What is Cyberstalking?
What is stalking?
"Stalking" refers to the deliberate, frequently recurring and persistent persecution and harassment of another person over a long period of time. Contact is made against the person's will. Those affected are harassed and persecuted, threatened, coerced or even blackmailed.
Cyberstalking is stalking through emails, posts and messages via messengers and chat services, or other social and digital media. Nowadays, almost every case of stalking involves such digital assaults.
Forms of cyberstalking include:
- Constantly contacting you on social media, e.g. Facebook or WhatsApp;
- Spying on the smartphone or computer with spyware;
- Checking status messages, and photo uploads etc. of friends of the person affected to gather information;
- Using social media to expose the person concerned to others;
- Defamation on the internet, at work and in the social environment;
- Collecting and publishing private information about a person against their will (e.g. posting private email addresses, private photos, etc.);
- Identity theft (e.g. stealing social media accounts to post content through this account);
- Planting location trackers, e.g. AirTags;
- Secretly installing cameras or microphones.
You are not to blame for what has happened to you.
Other people may not necessarily understand how you are feeling, and may advise you to stop using the internet. But that cannot be the solution. You have just as much right to use the internet and digital media as anyone else. Talk to people you trust, or contact a counselling centre in your area.

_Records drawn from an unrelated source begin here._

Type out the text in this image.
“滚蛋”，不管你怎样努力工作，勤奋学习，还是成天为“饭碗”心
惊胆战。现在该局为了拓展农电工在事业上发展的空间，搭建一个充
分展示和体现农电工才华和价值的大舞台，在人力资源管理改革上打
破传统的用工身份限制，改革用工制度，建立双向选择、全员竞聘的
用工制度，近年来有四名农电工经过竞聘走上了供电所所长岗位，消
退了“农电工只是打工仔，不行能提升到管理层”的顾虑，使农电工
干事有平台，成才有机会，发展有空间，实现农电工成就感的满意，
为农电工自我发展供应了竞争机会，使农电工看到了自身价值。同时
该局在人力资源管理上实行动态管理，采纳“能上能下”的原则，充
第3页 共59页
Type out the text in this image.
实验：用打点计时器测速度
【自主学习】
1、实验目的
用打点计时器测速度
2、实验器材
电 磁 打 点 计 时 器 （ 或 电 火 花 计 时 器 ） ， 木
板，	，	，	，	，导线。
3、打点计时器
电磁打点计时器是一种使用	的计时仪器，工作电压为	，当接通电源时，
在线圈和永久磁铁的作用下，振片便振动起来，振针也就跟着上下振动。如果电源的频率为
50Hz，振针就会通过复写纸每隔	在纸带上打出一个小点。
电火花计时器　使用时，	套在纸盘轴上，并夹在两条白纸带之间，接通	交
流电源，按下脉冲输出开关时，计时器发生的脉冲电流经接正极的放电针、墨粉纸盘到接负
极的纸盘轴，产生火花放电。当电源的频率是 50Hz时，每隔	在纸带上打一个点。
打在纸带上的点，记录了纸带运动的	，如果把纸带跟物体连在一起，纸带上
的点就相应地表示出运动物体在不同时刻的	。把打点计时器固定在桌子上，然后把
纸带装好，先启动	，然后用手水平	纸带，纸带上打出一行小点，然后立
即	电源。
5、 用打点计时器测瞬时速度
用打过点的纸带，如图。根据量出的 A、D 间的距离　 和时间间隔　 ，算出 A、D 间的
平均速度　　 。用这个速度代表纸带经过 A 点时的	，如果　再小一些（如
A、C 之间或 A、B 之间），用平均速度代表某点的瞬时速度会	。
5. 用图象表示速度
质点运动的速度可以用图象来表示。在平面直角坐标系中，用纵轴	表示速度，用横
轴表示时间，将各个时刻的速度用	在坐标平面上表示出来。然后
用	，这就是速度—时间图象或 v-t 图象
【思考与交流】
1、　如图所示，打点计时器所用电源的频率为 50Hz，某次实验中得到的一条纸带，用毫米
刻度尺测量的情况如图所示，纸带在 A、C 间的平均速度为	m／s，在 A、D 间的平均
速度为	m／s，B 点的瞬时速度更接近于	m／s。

Stalking as a form of violence in relationships with (ex-)partners
Partners or ex-partners are often the ones who send messages, spy on phones or use social media to collect information about you, or expose you to others.
Technical tools are used to maintain control and power, especially during or after break-ups.

Even if your partner thinks they only mean well and have the right to do so, any behaviour that restricts you, makes you feel bad and causes you to withdraw increasingly from friends and family is violent!
Regardless of your relationship with the perpetrator, it is usually about exerting control and pressure. Violent behaviour and surveillance always have the aim of exercising power.